Why is it too difficult to tell the good from the bad or truth from lies? When a party chooses to cut spending by eliminating jobs like the firefighters’, teachers’ and policemen’s or by shutting down programs that help the sick and downtrodden but refuses to raise taxes on the top 1% of the people, and yet insists on saying it is protecting your welfare as a people, isn’t it obvious whose side (the 1% or the 99%) it is really on?

When a party decries big government that regulates corporations like banks, pharmaceuticals, oil, insurance, etc. which rake in billions of dollars but intrudes into people’s exercise of individual liberties, doesn’t it contradict itself and place its motives under suspicion?

When a party succumbs to intimidations of a power-wielding group and stops thinking on its own, when it allows itself to be threatened and sacrifices justice for support, when its judgment is suppressed by fear of reprisal or withdrawal of support by an influential party, then this party doesn’t have any right to exist as one.

Remember the lies they wove to justify invading Iraq? Weapons of mass destruction? Saddam’s Al Qaeda connection? The seduction that led us to believe going to Iraq would be just a cake walk? Eight years later, we found out quite the opposite. There were no weapons of mass destruction and Saddam didn’t have Al Qaeda connection. Thousands of Americans died and our country went from having billions of dollars in surplus to being trillions in deficit.

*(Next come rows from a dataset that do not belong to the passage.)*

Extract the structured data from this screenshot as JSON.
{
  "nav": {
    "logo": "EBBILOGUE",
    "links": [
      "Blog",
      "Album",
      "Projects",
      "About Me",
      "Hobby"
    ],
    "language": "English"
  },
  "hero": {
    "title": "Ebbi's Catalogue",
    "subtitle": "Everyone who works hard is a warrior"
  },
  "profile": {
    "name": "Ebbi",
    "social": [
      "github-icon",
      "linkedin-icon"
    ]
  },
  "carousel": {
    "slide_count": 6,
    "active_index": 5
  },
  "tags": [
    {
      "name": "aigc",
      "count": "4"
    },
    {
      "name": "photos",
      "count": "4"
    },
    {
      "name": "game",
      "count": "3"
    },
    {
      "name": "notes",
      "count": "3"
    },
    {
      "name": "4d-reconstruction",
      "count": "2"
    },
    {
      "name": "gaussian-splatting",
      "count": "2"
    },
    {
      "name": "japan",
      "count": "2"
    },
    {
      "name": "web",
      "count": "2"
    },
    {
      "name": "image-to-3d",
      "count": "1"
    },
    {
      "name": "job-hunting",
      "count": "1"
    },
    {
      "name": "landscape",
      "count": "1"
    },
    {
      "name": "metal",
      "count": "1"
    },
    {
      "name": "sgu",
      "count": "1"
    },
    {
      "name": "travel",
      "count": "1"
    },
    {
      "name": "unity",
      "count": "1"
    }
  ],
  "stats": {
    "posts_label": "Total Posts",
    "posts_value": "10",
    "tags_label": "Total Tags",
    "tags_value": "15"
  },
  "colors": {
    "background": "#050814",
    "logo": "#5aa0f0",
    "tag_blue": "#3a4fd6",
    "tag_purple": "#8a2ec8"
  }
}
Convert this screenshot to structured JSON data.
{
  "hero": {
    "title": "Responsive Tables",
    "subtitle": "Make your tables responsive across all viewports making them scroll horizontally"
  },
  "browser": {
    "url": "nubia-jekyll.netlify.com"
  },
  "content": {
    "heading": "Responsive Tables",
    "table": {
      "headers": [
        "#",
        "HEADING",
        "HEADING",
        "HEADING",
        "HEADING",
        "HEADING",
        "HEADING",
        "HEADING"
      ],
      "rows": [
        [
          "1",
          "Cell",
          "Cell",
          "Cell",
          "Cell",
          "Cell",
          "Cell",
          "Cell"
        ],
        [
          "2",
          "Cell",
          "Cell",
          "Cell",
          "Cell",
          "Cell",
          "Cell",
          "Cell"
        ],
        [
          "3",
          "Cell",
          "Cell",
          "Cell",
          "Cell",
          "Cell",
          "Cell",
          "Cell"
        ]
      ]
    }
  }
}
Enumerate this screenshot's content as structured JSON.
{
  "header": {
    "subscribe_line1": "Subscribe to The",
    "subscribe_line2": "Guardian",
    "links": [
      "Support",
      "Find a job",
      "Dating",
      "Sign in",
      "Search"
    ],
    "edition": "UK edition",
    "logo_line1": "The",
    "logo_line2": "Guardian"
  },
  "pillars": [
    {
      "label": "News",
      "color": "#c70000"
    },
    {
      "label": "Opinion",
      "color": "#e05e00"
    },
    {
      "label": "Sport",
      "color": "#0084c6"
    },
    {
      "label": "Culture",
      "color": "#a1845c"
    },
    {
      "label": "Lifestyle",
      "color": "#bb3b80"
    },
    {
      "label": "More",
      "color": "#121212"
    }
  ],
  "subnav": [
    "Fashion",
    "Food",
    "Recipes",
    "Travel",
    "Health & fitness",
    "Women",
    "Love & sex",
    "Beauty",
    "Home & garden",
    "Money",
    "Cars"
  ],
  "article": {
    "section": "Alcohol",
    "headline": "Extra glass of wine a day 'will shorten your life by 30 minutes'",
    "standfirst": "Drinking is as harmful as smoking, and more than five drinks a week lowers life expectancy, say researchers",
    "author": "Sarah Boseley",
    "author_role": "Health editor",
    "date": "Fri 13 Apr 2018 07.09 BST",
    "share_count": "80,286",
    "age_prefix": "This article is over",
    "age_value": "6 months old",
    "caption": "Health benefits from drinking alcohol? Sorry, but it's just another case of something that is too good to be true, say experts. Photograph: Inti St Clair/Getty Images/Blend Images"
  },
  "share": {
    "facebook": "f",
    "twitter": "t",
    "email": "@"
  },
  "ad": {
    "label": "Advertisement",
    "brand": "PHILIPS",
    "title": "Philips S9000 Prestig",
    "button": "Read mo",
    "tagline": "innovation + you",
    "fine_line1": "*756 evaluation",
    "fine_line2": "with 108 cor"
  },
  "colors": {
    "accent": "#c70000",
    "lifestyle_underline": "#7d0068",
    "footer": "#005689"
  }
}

It’s true we have a long way to go before we see any positive change while on the road to recovery. But unless we remove our blindfolds and actually pay attention to what is going on around us sans our prejudices, we will never find the truth. If we continue to listen to one voice and refuse to open our mind to the possibility of finding the genuine truth in the opposite end of the spectrum, we will continue to be deceived and we have no one to blame but ourselves.

It isn’t that hard to uncover the truth these days. All we need to do is lose half of those biases we have to make room for fresh ideas. Exercise our judgment after hearing both sides and knowing the good from the bad. When juxtaposed together, these two opposing ideologies pretty much show their own strengths and weaknesses. Picking sides becomes easy to those who are willing to see the truth and abide by it.